Puis, dans son discours du Nouvel An 2019, le président chinois Xi Jinping a redéfini le Consensus de 1992 comme une compréhension que “les deux côtés du détroit de Taïwan appartiennent à une seule Chine, cherchant conjointement à réaliser l’unification inter-détroit”. Même le KMT, favorable à la Chine, ne peut supporter ce changement et a été contraint d’envisager de renoncer à son soutien au concept. La colère et la peur du public parmi l’électorat taïwanais, catalysées par ce que beaucoup considèrent comme la répression des droits politiques des Hongkongais, ont fait de ce changement une exigence pour la survie politique du KMT.
Mais Pékin pourrait reconsidérer les conséquences probables d’isoler davantage Taïwan et d’intimider ses 24 millions de résidents. Cette approche a déjà convaincu des millions d’autres Taïwanais que l’indépendance formelle pourrait être la seule prochaine étape raisonnable pour leur île.
Malgré cela, Tsai n’est pas une rabatteuse. Elle a délibérément choisi ses positions politiques et a pris soin de ne pas surestimer le soutien croissant de Taïwan au sein de l’administration Trump. Elle n’a pas non plus renié l’idée de la République de Chine en faveur d’une identité taïwanaise entièrement séparée, malgré le fait qu’un nombre croissant de Taïwanais considèrent l’idée de la République de Chine elle-même comme une construction étrangère qui leur est imposée par la Chine.
La démarche intelligente pour Pékin serait d’engager Tsai et son gouvernement du Parti démocratique progressiste, deux fois élu, pour apaiser leurs préoccupations légitimes et travailler à un modus vivendi entre les deux parties. Jusqu’à présent, cependant, Pékin s’est montré plus intéressé à resserrer le nœud qu’à le dénouer.

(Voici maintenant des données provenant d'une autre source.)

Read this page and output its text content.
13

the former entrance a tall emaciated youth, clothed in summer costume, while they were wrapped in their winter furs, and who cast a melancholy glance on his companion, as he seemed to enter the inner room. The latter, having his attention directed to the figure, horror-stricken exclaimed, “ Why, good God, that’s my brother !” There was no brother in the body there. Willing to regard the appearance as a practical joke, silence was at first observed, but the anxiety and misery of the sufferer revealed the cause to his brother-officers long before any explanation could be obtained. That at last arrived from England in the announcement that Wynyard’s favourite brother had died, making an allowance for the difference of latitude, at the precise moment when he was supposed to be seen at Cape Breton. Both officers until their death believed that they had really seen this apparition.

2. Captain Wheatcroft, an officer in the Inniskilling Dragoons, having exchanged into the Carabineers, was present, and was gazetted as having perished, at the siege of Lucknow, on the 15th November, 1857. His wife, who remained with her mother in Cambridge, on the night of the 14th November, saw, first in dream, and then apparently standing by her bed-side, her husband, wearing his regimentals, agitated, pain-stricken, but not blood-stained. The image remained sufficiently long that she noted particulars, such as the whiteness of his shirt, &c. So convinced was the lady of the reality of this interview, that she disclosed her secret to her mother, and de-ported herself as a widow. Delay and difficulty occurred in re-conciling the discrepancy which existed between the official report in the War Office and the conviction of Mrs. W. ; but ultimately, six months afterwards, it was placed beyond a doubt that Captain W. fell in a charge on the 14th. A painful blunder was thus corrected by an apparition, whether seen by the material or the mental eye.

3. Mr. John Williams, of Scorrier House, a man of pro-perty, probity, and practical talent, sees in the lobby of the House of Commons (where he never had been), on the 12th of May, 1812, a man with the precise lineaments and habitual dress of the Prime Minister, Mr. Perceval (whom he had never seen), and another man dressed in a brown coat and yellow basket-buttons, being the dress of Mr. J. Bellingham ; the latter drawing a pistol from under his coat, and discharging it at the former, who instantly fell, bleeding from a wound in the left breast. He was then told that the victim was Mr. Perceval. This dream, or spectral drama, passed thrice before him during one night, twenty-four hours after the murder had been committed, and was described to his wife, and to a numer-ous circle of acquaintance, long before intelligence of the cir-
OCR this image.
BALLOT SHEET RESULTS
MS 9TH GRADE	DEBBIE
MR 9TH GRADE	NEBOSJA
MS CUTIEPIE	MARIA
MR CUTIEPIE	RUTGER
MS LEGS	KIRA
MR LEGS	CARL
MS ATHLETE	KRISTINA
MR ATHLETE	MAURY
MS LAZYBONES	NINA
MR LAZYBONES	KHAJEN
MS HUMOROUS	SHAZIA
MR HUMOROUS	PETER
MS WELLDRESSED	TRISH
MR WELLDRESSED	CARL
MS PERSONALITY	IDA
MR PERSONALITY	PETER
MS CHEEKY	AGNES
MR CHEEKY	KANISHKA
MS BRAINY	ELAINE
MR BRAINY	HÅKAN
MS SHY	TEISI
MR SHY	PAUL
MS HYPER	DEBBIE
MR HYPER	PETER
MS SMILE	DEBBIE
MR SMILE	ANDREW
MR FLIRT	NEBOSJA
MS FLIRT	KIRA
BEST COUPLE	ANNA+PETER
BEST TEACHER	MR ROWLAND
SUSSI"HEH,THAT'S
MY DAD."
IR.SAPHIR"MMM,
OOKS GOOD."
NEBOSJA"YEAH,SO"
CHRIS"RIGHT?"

L’une des raisons en est qu’après des décennies de propagande auprès de leurs enfants sur l’inévitabilité de la “réunification” et le mal du “séparatisme”, la pression s’accroît aujourd’hui sur les dirigeants actuels de la Chine de la part d’une nouvelle génération de net-citoyens belliqueux et nationalistes pour qu’ils concrétisent leurs fanfaronnades et prennent Taïwan, par la force si nécessaire. La rigidité de la rhétorique chinoise à l’égard de Taïwan, son principal intérêt central, a presque obligé Pékin à adopter des politiques agressives qui continuent de saper ses propres objectifs politiques déclarés.
Pourtant, alors que les dirigeants chinois s’efforcent de resserrer leur emprise et de détruire le gouvernement taïwanais, de plus en plus de résidents de l’île s’identifient comme Taïwanais, rendant ainsi plus probable qu’un jour une “République de Taïwan” remplace la République de Chine. Xi et ses camarades peuvent contribuer à éviter ce jour en adoptant une approche plus souple à l’égard de Taïwan, notamment en accordant à son peuple l’espace et le respect qu’il mérite, et en trouvant un moyen de s’asseoir avec son gouvernement légitimement élu pour discuter de questions d’intérêt commun. Tant qu’ils ne le feront pas, la promesse d’une unification pacifique avec Taïwan continuera de leur glisser entre les doigts.